Scott Washburn, captain of the small battalion, had the students line up and learn to "double rank," or line up in two rows.

"Company, right dress," Washburn yelled, and the two rows of students, somewhat confused, turned to the right.

"March. Right. Left. Right. Left," Washburn commanded his modern-day crew.

It was all part of an innovative history lesson provided by local Civil War re-enactment enthusiasts.

Washburn, who usually works as an engineer, is a West Chester resident who, along with his wife, Rosemary, and friends Tim Friswell of New Castle, Del., and Chuck Lindvig of Middletown, Del., occasionally travels to schools to demonstrate the weapons, uniforms and atmosphere of the Civil War.

As the students sat on the grass, Washburn told them about the soldiers' different uniforms.

"They were wool, and it was very hot," he said.

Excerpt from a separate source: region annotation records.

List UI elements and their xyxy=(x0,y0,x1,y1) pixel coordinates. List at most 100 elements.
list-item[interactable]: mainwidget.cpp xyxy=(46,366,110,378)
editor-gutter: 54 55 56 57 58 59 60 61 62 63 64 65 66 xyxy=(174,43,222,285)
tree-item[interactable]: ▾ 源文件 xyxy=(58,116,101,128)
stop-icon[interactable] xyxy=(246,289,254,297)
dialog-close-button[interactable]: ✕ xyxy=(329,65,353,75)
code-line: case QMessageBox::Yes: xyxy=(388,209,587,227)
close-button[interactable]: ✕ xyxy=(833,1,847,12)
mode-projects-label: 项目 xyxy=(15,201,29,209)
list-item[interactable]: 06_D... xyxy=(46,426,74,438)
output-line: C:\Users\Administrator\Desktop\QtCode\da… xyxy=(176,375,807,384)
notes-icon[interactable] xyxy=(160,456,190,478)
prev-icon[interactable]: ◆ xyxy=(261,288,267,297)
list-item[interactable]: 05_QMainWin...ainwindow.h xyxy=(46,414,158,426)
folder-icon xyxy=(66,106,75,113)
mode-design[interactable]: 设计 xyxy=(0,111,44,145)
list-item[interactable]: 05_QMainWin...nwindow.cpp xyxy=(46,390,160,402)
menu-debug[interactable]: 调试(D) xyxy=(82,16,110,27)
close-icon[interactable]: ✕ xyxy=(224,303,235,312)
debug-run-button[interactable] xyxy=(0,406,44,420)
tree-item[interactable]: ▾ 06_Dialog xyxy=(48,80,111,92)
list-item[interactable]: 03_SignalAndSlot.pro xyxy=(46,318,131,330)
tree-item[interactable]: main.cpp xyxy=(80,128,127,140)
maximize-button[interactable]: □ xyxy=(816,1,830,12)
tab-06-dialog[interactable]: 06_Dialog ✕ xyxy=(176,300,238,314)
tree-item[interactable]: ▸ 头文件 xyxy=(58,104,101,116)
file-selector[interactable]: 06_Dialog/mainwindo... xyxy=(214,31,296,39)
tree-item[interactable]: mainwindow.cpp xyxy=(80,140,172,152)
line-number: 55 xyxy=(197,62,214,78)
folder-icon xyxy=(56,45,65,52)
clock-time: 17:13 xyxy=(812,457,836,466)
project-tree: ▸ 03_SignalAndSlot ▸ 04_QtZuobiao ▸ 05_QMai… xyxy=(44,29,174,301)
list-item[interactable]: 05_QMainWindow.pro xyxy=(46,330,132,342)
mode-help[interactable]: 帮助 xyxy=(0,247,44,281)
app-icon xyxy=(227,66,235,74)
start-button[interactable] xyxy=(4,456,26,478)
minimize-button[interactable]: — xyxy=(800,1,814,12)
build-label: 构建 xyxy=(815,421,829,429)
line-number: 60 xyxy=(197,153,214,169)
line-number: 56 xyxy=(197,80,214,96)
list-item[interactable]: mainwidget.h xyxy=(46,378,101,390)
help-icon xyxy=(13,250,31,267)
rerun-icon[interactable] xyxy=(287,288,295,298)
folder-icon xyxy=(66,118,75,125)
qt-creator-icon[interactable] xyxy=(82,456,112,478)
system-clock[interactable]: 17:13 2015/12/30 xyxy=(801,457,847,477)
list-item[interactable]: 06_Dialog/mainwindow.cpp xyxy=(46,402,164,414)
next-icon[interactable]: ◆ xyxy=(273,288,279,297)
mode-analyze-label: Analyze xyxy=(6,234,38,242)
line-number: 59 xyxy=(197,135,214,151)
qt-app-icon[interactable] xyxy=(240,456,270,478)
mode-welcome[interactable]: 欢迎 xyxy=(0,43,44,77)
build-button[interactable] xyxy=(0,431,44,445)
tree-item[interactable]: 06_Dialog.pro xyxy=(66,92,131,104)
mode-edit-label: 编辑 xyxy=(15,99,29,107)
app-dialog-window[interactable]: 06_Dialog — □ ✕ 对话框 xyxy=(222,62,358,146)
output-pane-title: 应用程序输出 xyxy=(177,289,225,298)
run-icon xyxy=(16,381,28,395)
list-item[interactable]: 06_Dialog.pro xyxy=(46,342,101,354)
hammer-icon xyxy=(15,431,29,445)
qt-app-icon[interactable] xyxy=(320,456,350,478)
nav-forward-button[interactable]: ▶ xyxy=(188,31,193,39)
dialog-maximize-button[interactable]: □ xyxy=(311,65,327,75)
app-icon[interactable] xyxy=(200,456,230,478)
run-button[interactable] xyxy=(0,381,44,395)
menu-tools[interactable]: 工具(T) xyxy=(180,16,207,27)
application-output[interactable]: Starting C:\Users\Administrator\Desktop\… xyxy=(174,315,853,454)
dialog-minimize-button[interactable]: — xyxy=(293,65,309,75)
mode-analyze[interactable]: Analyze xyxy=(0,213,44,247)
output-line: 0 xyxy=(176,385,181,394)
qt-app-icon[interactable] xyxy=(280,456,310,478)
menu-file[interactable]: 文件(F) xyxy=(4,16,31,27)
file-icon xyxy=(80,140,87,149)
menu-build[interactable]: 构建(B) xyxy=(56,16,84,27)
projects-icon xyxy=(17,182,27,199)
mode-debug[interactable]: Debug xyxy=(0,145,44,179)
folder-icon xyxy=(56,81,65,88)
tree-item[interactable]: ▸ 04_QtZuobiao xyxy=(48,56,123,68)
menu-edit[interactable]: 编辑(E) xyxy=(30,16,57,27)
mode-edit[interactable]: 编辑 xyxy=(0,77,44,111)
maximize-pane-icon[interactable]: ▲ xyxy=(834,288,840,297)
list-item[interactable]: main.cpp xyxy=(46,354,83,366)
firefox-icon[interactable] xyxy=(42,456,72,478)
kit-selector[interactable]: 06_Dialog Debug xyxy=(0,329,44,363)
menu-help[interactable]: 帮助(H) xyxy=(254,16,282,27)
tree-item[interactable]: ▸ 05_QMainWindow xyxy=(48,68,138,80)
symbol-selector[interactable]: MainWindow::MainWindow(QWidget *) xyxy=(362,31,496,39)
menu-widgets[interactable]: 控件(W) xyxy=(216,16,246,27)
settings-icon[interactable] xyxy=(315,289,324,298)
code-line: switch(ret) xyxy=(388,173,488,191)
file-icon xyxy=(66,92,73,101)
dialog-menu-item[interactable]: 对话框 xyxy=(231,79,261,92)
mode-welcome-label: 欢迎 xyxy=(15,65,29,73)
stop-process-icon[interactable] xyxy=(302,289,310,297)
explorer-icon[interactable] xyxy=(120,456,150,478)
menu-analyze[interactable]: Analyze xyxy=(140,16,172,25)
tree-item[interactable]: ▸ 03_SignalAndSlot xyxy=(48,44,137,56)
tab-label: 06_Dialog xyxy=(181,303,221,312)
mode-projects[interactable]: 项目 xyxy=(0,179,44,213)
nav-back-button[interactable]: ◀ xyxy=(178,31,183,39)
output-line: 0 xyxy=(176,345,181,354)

"We are the infantry, so we had to walk everywhere we went. Look at my shoes. They are made of hard leather. The soles are very heavy and are attached with wooden pegs," Washburn told the students.

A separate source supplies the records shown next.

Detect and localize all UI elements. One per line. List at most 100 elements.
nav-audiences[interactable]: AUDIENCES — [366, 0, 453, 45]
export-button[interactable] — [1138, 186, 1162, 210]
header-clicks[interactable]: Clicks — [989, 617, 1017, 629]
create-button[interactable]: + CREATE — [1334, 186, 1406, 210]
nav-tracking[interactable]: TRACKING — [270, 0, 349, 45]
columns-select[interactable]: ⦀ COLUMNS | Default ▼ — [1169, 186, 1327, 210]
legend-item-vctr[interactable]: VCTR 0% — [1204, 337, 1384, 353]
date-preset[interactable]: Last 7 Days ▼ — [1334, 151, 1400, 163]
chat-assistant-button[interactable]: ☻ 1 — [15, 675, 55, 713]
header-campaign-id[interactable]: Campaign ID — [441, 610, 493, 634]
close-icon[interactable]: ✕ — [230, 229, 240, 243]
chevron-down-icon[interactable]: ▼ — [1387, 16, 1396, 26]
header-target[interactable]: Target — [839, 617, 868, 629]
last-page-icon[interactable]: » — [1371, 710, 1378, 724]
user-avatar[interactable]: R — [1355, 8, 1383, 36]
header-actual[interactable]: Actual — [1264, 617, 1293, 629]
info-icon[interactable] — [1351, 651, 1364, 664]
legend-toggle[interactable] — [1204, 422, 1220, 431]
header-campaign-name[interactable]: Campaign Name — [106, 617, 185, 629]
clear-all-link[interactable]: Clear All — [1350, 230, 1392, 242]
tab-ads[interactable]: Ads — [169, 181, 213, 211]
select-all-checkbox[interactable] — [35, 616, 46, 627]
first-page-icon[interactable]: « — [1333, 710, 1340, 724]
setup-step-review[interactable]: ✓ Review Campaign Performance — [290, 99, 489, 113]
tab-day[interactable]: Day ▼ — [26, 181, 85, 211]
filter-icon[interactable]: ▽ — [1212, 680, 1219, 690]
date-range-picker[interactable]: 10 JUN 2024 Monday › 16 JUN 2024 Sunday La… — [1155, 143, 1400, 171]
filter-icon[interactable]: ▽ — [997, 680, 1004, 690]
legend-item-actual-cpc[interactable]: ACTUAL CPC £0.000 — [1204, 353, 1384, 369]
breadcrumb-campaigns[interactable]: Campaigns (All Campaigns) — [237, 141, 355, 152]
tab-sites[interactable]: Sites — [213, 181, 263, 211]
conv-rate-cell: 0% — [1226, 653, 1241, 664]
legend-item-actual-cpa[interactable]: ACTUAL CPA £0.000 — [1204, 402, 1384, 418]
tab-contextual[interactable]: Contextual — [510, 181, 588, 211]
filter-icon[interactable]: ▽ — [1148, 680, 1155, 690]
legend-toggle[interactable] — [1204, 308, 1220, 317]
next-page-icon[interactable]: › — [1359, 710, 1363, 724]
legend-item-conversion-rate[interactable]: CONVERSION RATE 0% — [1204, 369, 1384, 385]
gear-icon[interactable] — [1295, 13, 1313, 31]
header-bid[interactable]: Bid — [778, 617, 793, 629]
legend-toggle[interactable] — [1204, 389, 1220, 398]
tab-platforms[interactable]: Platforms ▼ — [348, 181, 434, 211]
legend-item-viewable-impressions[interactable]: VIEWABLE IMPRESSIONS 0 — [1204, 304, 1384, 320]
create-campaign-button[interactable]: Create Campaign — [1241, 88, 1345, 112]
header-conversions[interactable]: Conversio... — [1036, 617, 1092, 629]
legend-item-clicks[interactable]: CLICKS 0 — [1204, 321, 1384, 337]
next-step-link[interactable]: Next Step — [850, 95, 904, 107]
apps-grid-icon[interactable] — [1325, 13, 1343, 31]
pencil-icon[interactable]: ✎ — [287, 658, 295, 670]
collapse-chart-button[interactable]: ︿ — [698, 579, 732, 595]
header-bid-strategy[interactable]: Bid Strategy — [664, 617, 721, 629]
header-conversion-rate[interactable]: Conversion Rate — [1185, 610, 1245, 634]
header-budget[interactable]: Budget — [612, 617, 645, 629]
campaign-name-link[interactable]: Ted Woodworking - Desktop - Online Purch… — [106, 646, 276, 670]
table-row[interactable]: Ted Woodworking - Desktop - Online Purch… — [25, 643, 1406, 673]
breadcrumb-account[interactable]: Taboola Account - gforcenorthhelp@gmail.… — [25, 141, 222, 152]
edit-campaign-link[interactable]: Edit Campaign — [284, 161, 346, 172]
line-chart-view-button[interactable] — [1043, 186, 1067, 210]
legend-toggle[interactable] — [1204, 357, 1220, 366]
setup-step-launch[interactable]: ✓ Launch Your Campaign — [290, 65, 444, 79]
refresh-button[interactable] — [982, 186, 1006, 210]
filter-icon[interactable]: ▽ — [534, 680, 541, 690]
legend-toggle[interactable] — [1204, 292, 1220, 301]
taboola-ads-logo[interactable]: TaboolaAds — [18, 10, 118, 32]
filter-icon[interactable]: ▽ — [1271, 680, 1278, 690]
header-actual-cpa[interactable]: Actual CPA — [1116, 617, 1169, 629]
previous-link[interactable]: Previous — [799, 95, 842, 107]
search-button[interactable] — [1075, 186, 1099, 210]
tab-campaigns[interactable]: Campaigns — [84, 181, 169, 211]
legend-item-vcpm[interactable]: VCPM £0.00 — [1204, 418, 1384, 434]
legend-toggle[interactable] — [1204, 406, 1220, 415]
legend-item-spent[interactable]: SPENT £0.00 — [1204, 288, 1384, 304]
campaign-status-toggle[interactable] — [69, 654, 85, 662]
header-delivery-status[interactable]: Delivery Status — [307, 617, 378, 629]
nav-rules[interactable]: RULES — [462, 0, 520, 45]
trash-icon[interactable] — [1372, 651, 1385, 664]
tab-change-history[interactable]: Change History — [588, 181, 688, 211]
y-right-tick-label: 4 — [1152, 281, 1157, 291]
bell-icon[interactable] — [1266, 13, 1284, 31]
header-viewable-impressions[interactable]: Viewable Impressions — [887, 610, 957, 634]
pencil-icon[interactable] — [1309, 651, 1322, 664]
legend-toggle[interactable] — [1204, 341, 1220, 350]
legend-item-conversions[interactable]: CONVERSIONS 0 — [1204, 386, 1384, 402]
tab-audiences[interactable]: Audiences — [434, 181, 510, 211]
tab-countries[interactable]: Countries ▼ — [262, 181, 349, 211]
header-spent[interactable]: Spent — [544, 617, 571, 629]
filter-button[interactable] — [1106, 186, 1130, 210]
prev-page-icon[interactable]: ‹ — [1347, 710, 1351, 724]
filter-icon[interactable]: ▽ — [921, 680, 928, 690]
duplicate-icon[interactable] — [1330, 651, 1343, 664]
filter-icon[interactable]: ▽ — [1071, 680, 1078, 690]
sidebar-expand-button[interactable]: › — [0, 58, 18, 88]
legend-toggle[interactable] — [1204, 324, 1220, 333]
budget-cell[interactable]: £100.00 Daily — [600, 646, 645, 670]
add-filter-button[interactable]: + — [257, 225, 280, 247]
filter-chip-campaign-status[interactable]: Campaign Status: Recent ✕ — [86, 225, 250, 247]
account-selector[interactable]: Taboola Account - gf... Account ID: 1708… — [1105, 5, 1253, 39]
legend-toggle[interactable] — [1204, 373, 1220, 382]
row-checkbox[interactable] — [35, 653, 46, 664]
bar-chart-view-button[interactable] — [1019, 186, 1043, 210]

The students learned about the food that soldiers had to eat when they were in battle: salted pork, hardtack (unleavened bread made in very hard, large wafers), beans and split peas.

"Notoriously, this food was full of bugs and stuff," said Lindvig.

"Oh, gross," came a moan from the students.

They learned about the unsanitary conditions of the battlefield and the crude medical methods, but the students' favorite display was the discharging of the muskets.